The star of a trip last summer was a three-foot sturgeon that leapt a couple of feet clear of the water. At Six Mile Falls (greatly exaggerated by Kenneth Roberts in Arundel, which chronicles Arnold’s 1775 trip upriver to Quebéc), a diagonal ledge forms an easy rapid, and there’s an old channel on the Vassalboro side evidently constructed to provide passage in low water.
Until 1999 no one could argue with Roberts’s overwrought description; it lay out of sight, sunken under the Edwards Dam impoundment since 1837, almost 100 years before he wrote the account.

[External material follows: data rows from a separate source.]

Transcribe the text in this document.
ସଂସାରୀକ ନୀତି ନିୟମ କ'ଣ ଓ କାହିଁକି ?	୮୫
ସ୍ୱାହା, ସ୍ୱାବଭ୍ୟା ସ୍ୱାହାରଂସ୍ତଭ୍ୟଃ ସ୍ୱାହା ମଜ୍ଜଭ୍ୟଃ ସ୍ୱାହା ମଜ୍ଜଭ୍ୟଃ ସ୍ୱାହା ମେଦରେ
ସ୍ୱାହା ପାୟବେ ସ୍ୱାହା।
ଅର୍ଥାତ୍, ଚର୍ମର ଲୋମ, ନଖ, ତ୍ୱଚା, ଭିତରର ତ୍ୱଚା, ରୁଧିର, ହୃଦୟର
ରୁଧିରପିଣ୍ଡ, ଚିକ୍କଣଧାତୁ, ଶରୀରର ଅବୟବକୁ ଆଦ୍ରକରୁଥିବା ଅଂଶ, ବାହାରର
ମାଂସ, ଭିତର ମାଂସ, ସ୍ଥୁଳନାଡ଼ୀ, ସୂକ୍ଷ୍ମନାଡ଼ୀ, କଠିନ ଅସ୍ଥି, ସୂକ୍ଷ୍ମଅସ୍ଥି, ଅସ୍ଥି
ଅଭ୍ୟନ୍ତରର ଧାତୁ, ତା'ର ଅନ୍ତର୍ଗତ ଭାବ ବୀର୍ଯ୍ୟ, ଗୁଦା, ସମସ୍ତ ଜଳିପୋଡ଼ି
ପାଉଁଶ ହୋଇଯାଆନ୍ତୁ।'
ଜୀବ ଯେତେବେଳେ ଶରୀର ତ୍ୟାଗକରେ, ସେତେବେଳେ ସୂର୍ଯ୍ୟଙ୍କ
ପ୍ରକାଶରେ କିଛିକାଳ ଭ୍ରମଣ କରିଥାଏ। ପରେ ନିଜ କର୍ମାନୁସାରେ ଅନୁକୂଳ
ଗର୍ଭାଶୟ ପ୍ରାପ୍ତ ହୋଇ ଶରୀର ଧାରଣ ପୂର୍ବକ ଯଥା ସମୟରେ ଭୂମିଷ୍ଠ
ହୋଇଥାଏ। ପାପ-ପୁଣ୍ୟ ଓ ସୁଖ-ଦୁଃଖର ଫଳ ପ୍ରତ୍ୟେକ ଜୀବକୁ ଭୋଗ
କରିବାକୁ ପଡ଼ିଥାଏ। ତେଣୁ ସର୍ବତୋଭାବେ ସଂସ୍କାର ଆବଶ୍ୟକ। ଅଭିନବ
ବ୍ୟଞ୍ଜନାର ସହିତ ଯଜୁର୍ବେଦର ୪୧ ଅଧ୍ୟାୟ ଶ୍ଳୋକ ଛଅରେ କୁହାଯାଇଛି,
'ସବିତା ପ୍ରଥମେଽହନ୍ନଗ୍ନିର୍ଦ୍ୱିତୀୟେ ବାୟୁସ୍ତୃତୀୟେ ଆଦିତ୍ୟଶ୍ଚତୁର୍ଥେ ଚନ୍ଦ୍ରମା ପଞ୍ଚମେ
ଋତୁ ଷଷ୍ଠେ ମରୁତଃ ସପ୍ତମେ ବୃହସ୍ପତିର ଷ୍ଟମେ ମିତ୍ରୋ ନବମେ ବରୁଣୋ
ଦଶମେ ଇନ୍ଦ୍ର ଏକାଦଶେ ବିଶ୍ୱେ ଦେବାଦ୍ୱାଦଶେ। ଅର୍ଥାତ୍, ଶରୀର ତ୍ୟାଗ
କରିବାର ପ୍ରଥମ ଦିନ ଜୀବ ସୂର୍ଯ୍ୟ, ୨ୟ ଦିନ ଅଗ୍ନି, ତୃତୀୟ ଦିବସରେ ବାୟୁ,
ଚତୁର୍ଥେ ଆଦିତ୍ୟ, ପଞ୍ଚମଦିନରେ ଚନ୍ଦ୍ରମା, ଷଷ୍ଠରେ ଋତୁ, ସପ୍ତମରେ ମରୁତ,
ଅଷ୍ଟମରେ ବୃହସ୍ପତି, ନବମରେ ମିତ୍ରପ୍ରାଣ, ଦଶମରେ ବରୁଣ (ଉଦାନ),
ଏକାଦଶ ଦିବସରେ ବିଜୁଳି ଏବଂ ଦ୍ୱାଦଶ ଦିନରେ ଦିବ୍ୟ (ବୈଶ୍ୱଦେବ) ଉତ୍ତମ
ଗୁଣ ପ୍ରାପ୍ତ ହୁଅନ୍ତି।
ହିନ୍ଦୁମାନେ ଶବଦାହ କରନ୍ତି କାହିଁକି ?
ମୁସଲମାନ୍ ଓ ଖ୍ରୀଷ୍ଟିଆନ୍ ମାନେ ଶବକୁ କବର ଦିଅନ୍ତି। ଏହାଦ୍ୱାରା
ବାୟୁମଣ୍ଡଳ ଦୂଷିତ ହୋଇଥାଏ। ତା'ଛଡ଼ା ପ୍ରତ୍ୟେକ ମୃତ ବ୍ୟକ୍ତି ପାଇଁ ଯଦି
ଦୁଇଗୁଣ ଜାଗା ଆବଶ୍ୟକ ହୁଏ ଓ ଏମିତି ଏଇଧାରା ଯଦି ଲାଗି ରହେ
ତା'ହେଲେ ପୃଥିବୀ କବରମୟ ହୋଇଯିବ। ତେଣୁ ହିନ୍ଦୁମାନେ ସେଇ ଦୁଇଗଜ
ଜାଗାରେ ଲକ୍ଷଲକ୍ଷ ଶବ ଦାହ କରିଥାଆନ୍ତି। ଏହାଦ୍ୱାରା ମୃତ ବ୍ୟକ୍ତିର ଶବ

More recently the liberated Sebasticook in Winslow has revealed treasures, too. A fellow with a metal detector found dozens of musket balls and scores of coins, some dating to the late 1700s, on riverbanks near the former dam. Old oaken stumps and roots, flooded for 100 years, form ornate riverside sculptures. Outlet Stream, which drains China Lake and enters the river a mile above Fort Halifax, has a fun new half-mile-long rapid slicing through deep silt, and the rushing water is excavating 100 years of old bottles and debris, a safe tossed off the bridge, even old clay smoking pipes.
But more valuable to me than old coins and artifacts are five miles of brisk current, immature eagles too numerous to count, and knowledge that, even after 170 years, fish species have found their way home, apparently with surprising ease.
Stephen B. Collins is college editor at Colby College and a former Morning Sentinel correspondent. He has canoed throughout Maine and as far north as Labrador and Arctic Canada.